Removed: legacy STRIPE_PRICING / AGENTA_PRICING are no longer read; AGENTA_BILLING_TRIAL_PLAN / AGENTA_BILLING_TRIAL_DAYS are collapsed into the per-entry {trial: N} marker on AGENTA_BILLING_PRICING. migrate_stripe_pricing.py in this design folder annotates an existing flat pricing dict with the free / trial markers.

Tests and docs

Unit tests live in api/ee/tests/pytest/unit/: test_access_controls.py (parser-level tests for plans, roles, and overlay merge — including reserved-slug rejection, duplicate-slug rejection, unknown-permission rejection, throttle-category mismatch rejection — 61 tests), test_controls_env_override.py (subprocess-driven end-to-end env override tests covering every JSON env var across the no-override / override / overlay states), test_billing_settings.py (catalog + pricing parsers under the flat shape, _resolve_trial per-entry trial detection, free-plan validation, default-plan validation), test_billing_router.py (billing handler behavior under env overrides), test_events_retention.py (events flush service: plan iteration, project pagination, per-plan failure isolation), test_admin_retention_routers.py (spans + events admin endpoints — lock namespaces, busy-lock skip, handler shape). EE unit suite green across the three primary access/billing test files: 61 + 83 = 144 tests.

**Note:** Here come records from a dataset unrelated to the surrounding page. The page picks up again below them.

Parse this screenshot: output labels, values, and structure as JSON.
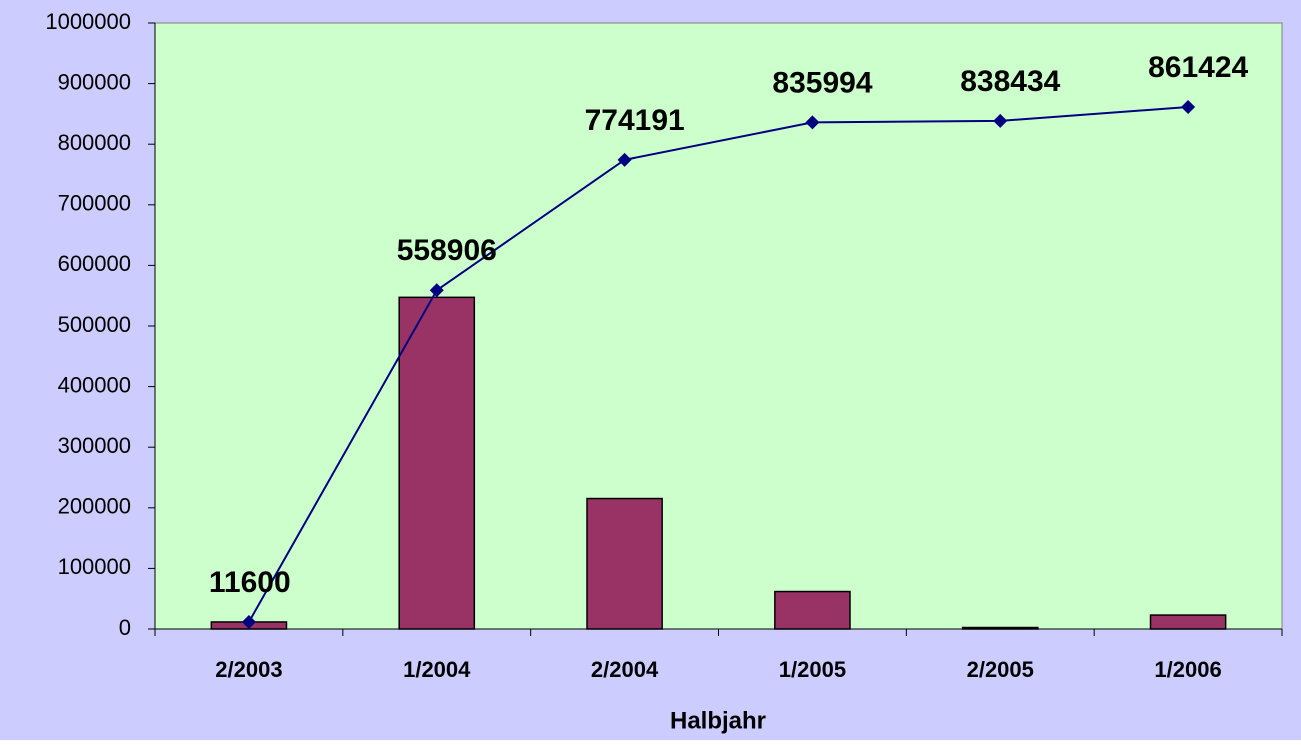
{
  "chart_data": {
    "type": "bar",
    "x_label": "Halbjahr",
    "categories": [
      "2/2003",
      "1/2004",
      "2/2004",
      "1/2005",
      "2/2005",
      "1/2006"
    ],
    "series": [
      {
        "type": "bar",
        "color": "#993366",
        "values": [
          11600,
          547306,
          215285,
          61803,
          2440,
          22990
        ]
      },
      {
        "type": "line",
        "color": "#000080",
        "values": [
          11600,
          558906,
          774191,
          835994,
          838434,
          861424
        ],
        "data_labels": true
      }
    ],
    "ylim": [
      0,
      1000000
    ],
    "yticks": [
      0,
      100000,
      200000,
      300000,
      400000,
      500000,
      600000,
      700000,
      800000,
      900000,
      1000000
    ],
    "background": "#ccccff",
    "plot_background": "#ccffcc"
  }
}
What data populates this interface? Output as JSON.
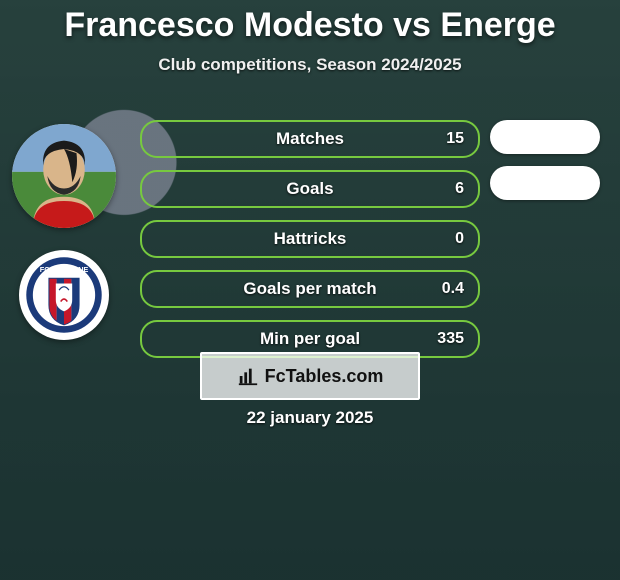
{
  "title": {
    "player1": "Francesco Modesto",
    "vs": "vs",
    "player2": "Energe"
  },
  "subtitle": "Club competitions, Season 2024/2025",
  "colors": {
    "pill_border": "#77c93f",
    "pill2_bg": "#ffffff",
    "text": "#ffffff",
    "overlay": "rgba(10,30,50,0.55)"
  },
  "stats": [
    {
      "label": "Matches",
      "p1": "15"
    },
    {
      "label": "Goals",
      "p1": "6"
    },
    {
      "label": "Hattricks",
      "p1": "0"
    },
    {
      "label": "Goals per match",
      "p1": "0.4"
    },
    {
      "label": "Min per goal",
      "p1": "335"
    }
  ],
  "right_pills_count": 2,
  "watermark": {
    "icon": "bar-chart-icon",
    "text_before": "Fc",
    "text_after": "Tables.com"
  },
  "date": "22 january 2025",
  "club_badge": {
    "name": "FC Crotone",
    "ring_color": "#1b3a7a",
    "stripes": [
      "#c6172a",
      "#1b3a7a"
    ]
  }
}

docs/designs/dynamic-access-and-billing/ carries the design story: research.md and gap.md as historical baselines, proposal.md for the as-shipped state, tasks.md as the execution checklist (initial + post-initial sections covering the default-plan relocation, events counter + retention split, and roles overlay), migrate_stripe_pricing.py as the free / trial annotation helper, and this summary.md. Operator-facing docs cover access controls only: docs/docs/self-host/04-dynamic-access-controls.mdx documents every AGENTA_ACCESS_* env var with field tables, examples, and validation rules; docs/docs/self-host/02-configuration.mdx carries the configuration-table row pointing at those variables. Billing / Stripe wiring is internal-only and not documented in the operator-facing MDX. The hosting/docker-compose/ee/env.ee.dev.example and env.ee.gh.example files were extended with the new AGENTA_ACCESS_* variables; no billing / Stripe env vars appear in either file.